Background: Intensive care units (ICUs) have seen a spike in the use of noninvasive ventilation (NIV) for many medical conditions. We sought to investigate the attitudes and clinical practice regarding the management of acute chest syndrome (ACS) with a focus on NIV in pediatric ICUs.
Method: Members of the French Group for Pediatric Intensive Care Emergencies (GFRUP) were asked to complete an online survey on physicians' attitudes toward children with ACS admitted to the PICU during 2015.
Results: The survey was answered by teams from 17 PICUs (240 beds). In total, 15 centers (88%) had a local transfusion unit and 14 (82%) worked in connection with a sickle cell disease (SCD) reference center. During 2015, 360 patients with SCD were managed (median: 7 per center; 21) of whom 137 (38%) for an ACS (median: 4 ACS per center; 8). The median length of PICU stay for ACS was 5 days (3.1). Among the 137 patients who presented with ACS, 73 (53%) received simple blood transfusion and 16 (12%) received exchange transfusion. For patients who required noninvasive ventilatory support, NIV with bilevel pressure (BiPAP) was the most frequent method (n = 68, 50%), followed by continuous positive airway pressure (CPAP) (n = 23, 17%) and high-flow oxygen (n = 21, 15%). The proportion of patients on BiPAP was up to 71% in the centers most frequently managing ACS patients.

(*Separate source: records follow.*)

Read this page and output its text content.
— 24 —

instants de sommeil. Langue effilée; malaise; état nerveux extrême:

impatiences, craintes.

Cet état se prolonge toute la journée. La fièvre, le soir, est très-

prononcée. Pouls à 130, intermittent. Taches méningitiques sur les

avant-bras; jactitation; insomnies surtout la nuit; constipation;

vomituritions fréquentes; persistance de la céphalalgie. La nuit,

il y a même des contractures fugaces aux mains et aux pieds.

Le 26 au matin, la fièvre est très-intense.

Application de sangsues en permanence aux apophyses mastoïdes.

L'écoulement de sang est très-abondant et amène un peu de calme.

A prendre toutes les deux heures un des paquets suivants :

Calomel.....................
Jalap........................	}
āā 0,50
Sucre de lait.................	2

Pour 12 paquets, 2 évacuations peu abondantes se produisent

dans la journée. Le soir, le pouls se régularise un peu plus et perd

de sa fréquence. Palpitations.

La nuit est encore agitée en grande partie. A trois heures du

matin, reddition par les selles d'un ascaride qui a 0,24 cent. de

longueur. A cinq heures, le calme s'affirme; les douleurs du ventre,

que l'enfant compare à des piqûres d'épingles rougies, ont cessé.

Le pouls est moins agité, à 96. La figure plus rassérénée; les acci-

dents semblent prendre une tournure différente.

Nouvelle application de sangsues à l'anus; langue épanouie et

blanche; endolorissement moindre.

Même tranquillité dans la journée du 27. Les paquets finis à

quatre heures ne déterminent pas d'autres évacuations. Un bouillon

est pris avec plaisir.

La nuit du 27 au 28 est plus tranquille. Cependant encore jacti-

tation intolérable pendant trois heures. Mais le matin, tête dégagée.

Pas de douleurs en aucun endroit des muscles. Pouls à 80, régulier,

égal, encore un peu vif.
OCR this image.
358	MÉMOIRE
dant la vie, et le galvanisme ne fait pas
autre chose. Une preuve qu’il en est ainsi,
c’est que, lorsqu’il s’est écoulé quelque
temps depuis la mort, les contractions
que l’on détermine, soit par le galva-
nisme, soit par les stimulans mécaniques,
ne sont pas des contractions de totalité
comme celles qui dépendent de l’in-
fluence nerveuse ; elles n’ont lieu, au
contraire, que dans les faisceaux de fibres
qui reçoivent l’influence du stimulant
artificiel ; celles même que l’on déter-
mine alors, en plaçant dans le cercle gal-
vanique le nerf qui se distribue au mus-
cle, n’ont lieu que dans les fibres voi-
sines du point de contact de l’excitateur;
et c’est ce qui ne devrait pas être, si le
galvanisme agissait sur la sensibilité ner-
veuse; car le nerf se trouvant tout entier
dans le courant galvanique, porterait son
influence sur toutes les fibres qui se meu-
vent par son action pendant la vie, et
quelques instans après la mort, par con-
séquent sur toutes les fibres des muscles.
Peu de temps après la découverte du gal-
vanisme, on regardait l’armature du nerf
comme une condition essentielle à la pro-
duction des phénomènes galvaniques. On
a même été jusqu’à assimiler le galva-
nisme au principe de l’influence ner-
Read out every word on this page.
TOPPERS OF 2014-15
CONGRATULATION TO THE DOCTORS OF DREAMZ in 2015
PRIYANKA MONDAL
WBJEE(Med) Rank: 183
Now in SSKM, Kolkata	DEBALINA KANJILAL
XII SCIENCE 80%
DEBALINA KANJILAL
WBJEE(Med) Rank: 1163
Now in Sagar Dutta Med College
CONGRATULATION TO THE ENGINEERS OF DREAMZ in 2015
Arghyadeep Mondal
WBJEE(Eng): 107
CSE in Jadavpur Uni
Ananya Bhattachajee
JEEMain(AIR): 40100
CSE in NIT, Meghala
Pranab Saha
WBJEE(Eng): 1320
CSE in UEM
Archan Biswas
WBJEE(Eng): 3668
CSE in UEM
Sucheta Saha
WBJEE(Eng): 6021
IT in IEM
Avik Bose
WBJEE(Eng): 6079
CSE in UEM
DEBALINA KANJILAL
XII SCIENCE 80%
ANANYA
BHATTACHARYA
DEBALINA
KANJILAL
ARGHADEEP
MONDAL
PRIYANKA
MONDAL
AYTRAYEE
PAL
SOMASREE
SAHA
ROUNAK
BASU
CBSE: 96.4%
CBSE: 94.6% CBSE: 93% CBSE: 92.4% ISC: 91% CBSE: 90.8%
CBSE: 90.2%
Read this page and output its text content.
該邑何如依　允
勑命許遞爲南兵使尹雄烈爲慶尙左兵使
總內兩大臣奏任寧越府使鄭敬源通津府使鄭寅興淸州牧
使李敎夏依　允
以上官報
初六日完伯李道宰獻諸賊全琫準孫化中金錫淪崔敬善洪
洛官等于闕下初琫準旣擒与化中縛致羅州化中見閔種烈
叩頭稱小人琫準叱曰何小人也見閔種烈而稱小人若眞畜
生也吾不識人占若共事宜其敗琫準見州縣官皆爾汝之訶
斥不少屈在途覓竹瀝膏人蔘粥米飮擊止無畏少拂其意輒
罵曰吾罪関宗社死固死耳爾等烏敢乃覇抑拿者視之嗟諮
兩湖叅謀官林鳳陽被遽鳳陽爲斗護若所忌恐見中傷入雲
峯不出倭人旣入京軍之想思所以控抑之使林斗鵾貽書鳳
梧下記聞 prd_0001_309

Conclusion: BiPAP is commonly used in PICUs for SCD patients with ACS, especially in trained centers. Future physiological studies and randomized controlled trials might help to choose the best ventilatory support for ACS.
Keywords: Acute chest syndrome; Children; Intensive care; Noninvasive ventilation (NIV); Pediatric; Sickle cell disease; Transfusion.